2. Use the Pronoun in Context: Deepen understanding through a whodunit role-play where students take on family member roles to find out who broke Mum's favourite plate around 5 p.m. Each student completes the sentence on their role card with a reflexive pronoun before interviewing the rest of the group, recording alibis, and using the information to write their conclusion.

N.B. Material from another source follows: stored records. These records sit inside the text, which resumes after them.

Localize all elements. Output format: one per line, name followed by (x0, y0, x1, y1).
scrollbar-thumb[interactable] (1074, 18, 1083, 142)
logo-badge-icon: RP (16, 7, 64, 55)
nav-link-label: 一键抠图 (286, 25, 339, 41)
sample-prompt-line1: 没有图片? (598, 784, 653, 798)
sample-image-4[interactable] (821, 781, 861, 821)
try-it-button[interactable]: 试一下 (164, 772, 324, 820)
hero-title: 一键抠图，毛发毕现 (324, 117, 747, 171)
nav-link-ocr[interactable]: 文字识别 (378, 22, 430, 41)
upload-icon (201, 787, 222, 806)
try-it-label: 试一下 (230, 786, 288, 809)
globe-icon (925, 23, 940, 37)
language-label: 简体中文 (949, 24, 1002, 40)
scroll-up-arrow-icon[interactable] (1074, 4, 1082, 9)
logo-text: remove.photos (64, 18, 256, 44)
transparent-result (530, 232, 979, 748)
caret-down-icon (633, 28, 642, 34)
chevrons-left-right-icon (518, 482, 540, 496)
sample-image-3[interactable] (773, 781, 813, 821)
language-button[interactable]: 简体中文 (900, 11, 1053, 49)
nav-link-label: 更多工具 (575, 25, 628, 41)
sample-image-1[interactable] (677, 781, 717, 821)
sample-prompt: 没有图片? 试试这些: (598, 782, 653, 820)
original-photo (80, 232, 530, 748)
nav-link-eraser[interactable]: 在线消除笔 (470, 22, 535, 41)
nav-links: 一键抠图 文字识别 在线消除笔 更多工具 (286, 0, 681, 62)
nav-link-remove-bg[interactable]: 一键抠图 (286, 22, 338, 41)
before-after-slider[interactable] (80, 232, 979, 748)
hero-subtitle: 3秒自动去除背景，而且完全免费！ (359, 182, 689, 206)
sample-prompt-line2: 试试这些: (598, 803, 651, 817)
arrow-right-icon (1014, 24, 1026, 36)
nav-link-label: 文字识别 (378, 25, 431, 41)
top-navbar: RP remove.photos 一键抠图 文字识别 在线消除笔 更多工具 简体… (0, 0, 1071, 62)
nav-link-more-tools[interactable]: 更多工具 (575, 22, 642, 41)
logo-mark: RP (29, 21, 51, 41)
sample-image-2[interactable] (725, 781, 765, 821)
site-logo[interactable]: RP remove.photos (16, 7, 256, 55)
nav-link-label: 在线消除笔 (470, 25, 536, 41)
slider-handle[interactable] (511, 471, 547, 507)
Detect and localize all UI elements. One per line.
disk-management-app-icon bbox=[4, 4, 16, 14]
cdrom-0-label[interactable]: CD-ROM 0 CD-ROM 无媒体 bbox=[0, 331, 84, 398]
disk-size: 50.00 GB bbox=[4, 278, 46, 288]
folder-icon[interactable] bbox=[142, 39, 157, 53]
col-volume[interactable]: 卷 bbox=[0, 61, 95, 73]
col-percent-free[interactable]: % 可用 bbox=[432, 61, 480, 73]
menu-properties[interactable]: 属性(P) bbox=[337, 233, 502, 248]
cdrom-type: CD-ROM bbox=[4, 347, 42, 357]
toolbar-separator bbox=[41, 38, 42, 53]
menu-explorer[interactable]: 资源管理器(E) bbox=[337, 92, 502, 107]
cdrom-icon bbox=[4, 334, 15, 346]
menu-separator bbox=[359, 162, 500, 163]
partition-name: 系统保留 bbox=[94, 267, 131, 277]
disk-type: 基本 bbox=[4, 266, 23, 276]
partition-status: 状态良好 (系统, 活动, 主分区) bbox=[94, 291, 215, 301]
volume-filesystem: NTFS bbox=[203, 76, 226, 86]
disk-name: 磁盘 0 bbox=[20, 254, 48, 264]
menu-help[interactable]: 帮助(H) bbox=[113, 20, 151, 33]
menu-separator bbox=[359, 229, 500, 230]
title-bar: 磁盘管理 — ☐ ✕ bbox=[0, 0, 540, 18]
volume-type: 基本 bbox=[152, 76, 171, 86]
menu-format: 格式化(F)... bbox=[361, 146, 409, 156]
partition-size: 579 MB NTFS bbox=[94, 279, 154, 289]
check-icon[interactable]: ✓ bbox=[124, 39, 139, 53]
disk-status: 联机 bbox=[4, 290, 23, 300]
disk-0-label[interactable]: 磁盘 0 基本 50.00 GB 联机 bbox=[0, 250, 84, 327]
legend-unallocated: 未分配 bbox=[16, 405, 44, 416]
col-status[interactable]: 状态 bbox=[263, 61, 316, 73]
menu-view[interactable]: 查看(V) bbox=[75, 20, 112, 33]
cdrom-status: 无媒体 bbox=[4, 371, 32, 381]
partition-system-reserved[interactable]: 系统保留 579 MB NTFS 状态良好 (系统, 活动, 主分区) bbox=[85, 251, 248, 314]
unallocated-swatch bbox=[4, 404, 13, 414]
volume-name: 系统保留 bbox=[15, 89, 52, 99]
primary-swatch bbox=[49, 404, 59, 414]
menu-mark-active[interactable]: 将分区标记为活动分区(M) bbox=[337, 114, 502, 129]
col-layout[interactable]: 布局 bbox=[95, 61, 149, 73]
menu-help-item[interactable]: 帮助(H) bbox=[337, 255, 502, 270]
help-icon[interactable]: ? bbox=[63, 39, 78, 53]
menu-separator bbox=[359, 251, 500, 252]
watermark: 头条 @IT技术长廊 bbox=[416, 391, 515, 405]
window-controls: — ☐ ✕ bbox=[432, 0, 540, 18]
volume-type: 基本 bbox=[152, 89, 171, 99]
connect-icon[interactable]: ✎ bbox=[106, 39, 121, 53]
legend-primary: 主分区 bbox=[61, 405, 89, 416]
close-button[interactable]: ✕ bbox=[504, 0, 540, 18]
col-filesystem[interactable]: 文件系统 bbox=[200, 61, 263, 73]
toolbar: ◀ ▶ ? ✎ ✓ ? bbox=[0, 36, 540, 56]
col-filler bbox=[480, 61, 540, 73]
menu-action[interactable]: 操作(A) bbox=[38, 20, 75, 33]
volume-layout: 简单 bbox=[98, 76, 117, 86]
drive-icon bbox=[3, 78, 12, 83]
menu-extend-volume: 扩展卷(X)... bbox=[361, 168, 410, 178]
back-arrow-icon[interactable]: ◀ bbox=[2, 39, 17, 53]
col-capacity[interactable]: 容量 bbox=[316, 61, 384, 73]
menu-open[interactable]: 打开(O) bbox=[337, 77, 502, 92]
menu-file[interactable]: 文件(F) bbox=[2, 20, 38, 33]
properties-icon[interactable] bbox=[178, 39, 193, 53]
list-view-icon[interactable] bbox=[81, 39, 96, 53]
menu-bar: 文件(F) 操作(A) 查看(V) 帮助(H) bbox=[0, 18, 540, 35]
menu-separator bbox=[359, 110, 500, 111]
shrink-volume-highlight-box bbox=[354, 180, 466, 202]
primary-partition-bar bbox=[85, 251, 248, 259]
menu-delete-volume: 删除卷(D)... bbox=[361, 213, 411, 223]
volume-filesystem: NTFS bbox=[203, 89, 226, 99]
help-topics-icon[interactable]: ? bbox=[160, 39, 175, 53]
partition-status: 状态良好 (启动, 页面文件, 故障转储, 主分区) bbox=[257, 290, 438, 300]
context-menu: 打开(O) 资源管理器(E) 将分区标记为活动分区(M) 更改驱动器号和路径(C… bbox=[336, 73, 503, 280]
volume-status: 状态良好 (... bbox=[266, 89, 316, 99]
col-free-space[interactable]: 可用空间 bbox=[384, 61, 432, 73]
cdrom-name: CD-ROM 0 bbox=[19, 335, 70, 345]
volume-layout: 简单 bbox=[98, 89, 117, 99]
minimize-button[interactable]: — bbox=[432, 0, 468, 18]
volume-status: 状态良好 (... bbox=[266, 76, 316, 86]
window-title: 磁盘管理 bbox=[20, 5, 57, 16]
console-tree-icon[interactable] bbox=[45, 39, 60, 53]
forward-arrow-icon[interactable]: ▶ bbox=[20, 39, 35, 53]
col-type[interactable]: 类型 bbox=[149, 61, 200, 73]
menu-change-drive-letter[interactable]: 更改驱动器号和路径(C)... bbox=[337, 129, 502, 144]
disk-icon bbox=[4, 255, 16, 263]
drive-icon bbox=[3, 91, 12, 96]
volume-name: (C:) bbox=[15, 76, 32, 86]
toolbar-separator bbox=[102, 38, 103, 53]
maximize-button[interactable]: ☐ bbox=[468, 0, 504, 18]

3. Reword Under Pressure: Push fluency with a competitive rewording game where students race to rephrase sentences so they include a reflexive pronoun without changing the meaning. A student reads a card aloud, for example 'I went to the cinema alone', and the group races to produce the reflexive version: 'I went to the cinema by myself.'
Common Mistakes with Reflexive Pronouns
Adding a reflexive pronoun to a non-reflexive verb: Students often insert a reflexive pronoun with verbs that do not take one in English, because they translate directly from languages where those verbs are grammatically reflexive. Wrong: 'I feel myself tired after work.' Correct: 'I feel tired after work.'
Using the wrong reflexive form for the subject: Students often use 'themself' instead of 'themselves' for a plural subject, or mix up singular and plural reflexive forms, because they have not fully mapped each subject pronoun to its correct reflexive counterpart. Wrong: 'The children made the costumes themself.' Correct: 'The children made the costumes themselves.'
Common Questions About Teaching Reflexive Pronouns
What is a good reflexive pronouns speaking activity?
The free activity Ask Yourself gets students using reflexive pronouns in real conversations. Students complete sentences with a classmate's name and a reflexive pronoun, for example 'I think Jessica always behaves herself in class', then turn each sentence into a yes/no question to ask that classmate directly, checking guesses and noting down what they find out.
What is an effective reflexive pronouns worksheet?
The worksheet Do It Yourself covers all eight reflexive pronoun forms through five exercise types. Students start by matching subject pronouns to their reflexive counterparts, work through binary choice and gap-fill exercises, and finish by creating their own example sentence for each reflexive pronoun using their own ideas.
What is a fun reflexive pronouns game?
The game Complete the Sentence runs as a fast-paced card race. A reader turns over a card and reads a sentence aloud using 'blank' for the missing pronoun. Students race to grab the correct reflexive pronoun card from their set and hand it to the reader, saying the pronoun at the same time. The player with the most cards wins.